Susceptibility of Candida albicans, Staphylococcus aureus, and Streptococcus mutans biofilms to photodynamic inactivation: an in vitro study

Abstract

The purpose of this study was to evaluate specific effects of photodynamic inactivation (PDI) using methylene blue as photosensitizer and low-power laser irradiation on the viability of single-, dual-, and three-species biofilms formed by C. albicans, S. aureus, and S. mutans. Biofilms were grown in acrylic discs immersed in sterile brain heart infusion broth (BHI) containing 5% sucrose, inoculated with microbial suspension (10(6) cells/ml) and incubated for 5 days. on the fifth day, the effects of the methylene blue (MB) photosensitizer at a concentration of 0.1 mg/ml for 5 min and InGaAlP laser (660 nm) for 98 s, alone and conjugated were evaluated. Next, the discs were placed in tubes with sterile physiological solution [0.9% sodium chloride (NaCl)] and sonicated for to disperse the biofilms. Ten-fold serial dilutions were carried and aliquots seeded in selective agar, which were then incubated for 48 h. Then the numbers CFU/ml (log(10)) were counted and analyzed statistically (ANOVA, Tukey test, p < 0.05).
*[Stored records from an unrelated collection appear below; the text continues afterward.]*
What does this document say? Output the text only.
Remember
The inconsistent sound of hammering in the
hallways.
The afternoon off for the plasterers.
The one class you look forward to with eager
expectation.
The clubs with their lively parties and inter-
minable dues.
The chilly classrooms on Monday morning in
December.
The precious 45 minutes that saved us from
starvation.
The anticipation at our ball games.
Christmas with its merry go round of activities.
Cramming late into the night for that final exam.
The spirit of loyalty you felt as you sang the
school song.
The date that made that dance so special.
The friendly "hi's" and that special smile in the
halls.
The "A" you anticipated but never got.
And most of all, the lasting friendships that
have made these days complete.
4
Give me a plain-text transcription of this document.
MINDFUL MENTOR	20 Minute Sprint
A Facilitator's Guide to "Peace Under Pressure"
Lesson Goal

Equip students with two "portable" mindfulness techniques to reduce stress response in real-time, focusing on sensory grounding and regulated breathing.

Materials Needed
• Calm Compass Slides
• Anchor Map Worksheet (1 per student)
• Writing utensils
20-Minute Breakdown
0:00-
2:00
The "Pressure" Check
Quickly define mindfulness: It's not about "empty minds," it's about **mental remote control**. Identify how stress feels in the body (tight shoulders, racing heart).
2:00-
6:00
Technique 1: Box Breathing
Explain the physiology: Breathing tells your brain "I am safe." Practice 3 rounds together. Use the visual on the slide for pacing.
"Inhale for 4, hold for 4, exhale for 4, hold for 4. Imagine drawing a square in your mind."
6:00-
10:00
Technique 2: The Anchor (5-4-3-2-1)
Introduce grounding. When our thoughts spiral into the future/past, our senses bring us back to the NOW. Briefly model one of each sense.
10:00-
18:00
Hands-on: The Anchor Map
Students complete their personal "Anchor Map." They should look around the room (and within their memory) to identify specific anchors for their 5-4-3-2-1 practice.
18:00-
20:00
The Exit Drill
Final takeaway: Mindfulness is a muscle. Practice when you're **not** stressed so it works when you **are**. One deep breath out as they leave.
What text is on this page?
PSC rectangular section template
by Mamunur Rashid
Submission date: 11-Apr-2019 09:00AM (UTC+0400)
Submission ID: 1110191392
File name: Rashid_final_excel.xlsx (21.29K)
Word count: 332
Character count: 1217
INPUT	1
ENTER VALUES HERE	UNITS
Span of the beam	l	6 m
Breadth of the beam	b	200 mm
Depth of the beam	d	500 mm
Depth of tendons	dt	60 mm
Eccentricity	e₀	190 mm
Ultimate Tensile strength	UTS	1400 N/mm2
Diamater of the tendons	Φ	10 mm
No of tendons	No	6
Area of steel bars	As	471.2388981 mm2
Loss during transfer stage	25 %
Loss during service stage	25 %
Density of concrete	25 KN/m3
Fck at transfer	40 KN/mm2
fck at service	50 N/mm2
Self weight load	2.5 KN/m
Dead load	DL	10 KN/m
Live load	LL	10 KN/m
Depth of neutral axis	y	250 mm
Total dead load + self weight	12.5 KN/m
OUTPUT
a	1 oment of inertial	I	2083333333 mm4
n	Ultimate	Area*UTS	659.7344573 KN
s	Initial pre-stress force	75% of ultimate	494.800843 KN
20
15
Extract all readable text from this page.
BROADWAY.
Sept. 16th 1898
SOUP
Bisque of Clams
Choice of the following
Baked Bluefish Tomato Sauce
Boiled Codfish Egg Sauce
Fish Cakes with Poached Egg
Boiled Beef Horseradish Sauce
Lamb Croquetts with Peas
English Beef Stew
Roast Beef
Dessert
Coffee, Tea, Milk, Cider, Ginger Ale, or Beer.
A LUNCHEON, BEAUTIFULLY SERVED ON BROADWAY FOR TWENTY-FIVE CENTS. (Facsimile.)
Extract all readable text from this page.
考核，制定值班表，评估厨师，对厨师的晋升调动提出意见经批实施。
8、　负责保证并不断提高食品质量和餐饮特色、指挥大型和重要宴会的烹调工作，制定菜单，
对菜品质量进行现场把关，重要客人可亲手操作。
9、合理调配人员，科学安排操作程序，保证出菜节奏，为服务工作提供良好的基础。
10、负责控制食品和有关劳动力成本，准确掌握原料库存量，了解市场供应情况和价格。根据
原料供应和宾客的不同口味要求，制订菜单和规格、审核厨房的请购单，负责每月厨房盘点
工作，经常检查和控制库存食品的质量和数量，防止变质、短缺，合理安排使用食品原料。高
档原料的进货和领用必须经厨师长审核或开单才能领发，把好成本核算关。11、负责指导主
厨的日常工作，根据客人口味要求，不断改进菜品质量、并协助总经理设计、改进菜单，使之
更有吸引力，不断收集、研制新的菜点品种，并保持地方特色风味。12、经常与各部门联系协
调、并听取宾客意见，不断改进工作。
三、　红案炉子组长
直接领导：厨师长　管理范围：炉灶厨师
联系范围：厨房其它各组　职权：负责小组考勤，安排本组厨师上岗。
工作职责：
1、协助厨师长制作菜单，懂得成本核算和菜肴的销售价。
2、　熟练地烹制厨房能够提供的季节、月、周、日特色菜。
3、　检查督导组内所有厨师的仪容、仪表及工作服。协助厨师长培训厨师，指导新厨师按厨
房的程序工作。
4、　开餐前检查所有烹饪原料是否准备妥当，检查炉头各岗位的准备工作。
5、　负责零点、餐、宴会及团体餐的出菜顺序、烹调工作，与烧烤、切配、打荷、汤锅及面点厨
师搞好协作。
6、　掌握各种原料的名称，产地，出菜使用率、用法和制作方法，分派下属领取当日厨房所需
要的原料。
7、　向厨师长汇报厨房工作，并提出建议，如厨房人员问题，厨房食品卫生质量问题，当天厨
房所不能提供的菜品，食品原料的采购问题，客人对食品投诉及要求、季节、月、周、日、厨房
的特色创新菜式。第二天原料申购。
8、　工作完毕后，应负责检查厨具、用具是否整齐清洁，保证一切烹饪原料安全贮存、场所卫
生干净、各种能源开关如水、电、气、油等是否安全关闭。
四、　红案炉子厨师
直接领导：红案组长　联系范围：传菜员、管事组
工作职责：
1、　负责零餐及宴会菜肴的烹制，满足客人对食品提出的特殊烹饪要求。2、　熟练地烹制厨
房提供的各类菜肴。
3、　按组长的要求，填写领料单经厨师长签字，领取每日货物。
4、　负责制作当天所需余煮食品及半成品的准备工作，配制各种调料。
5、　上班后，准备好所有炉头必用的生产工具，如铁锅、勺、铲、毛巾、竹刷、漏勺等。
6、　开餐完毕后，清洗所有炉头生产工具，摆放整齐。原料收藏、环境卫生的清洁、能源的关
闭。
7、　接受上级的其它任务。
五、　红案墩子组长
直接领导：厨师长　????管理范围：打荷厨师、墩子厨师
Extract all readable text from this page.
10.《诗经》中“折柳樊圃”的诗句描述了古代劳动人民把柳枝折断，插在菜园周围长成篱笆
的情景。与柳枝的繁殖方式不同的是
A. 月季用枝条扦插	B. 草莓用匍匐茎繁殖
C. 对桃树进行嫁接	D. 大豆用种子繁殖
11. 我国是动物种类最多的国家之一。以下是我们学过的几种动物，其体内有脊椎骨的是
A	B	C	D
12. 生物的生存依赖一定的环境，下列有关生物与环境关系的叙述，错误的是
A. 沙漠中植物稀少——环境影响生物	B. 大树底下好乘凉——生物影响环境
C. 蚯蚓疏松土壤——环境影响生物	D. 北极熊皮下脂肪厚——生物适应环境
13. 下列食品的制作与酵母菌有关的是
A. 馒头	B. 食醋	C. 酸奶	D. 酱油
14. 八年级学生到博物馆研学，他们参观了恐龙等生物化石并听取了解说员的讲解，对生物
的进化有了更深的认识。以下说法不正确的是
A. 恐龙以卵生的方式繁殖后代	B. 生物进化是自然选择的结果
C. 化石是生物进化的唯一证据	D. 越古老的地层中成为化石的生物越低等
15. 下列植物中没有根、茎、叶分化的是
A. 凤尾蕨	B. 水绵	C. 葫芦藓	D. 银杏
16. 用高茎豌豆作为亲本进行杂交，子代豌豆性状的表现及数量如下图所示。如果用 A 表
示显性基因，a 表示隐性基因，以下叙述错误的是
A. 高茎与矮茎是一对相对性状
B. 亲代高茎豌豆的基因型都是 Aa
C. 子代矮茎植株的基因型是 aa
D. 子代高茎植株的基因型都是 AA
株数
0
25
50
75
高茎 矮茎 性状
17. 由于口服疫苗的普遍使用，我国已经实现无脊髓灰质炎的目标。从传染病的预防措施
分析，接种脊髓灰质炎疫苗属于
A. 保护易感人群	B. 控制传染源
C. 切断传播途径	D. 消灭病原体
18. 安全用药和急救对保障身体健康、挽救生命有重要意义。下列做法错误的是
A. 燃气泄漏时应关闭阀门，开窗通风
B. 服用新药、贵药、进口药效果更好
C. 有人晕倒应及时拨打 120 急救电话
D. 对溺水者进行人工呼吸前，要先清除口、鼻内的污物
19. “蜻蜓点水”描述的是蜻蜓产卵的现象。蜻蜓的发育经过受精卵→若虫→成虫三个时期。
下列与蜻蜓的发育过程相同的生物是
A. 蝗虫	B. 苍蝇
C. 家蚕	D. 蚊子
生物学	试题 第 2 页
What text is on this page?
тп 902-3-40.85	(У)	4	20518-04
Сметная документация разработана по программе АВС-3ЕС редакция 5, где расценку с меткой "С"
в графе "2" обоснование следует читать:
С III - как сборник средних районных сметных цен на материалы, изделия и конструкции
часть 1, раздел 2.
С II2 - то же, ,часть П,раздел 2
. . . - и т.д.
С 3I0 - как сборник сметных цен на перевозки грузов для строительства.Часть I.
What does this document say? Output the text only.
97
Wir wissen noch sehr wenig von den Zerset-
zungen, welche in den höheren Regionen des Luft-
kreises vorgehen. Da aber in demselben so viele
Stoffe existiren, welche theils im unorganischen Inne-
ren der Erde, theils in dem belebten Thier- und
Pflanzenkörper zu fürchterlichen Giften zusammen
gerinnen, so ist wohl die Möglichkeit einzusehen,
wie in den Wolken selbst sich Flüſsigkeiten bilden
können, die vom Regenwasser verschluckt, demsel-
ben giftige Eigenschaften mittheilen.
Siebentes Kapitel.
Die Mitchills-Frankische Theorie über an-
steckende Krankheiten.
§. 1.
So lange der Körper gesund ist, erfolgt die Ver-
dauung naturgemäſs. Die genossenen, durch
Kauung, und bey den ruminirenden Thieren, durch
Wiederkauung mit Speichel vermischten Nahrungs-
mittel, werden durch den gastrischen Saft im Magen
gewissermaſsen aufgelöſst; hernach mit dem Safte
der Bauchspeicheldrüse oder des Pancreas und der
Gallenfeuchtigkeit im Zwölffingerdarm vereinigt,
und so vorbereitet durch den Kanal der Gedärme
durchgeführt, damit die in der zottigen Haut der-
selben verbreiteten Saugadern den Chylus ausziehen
Scanning electron microscopy (SEM) on discs treated with PDI and control biofilms groups was performed. Significant decreases in the viability of all microorganisms were observed for biofilms exposed to PDI mediated by MB dye. Reductions (log(10)) of single-species biofilms were greater (2.32-3.29) than the association of biofilms (1.00-2.44). Scanning electron microscopy micrographs suggested that lethal photosensitization occurred predominantly in the outermost layers of the biofilms. The results showed that PDI mediated by MB dye, might be a useful approach for the control of oral biofilms.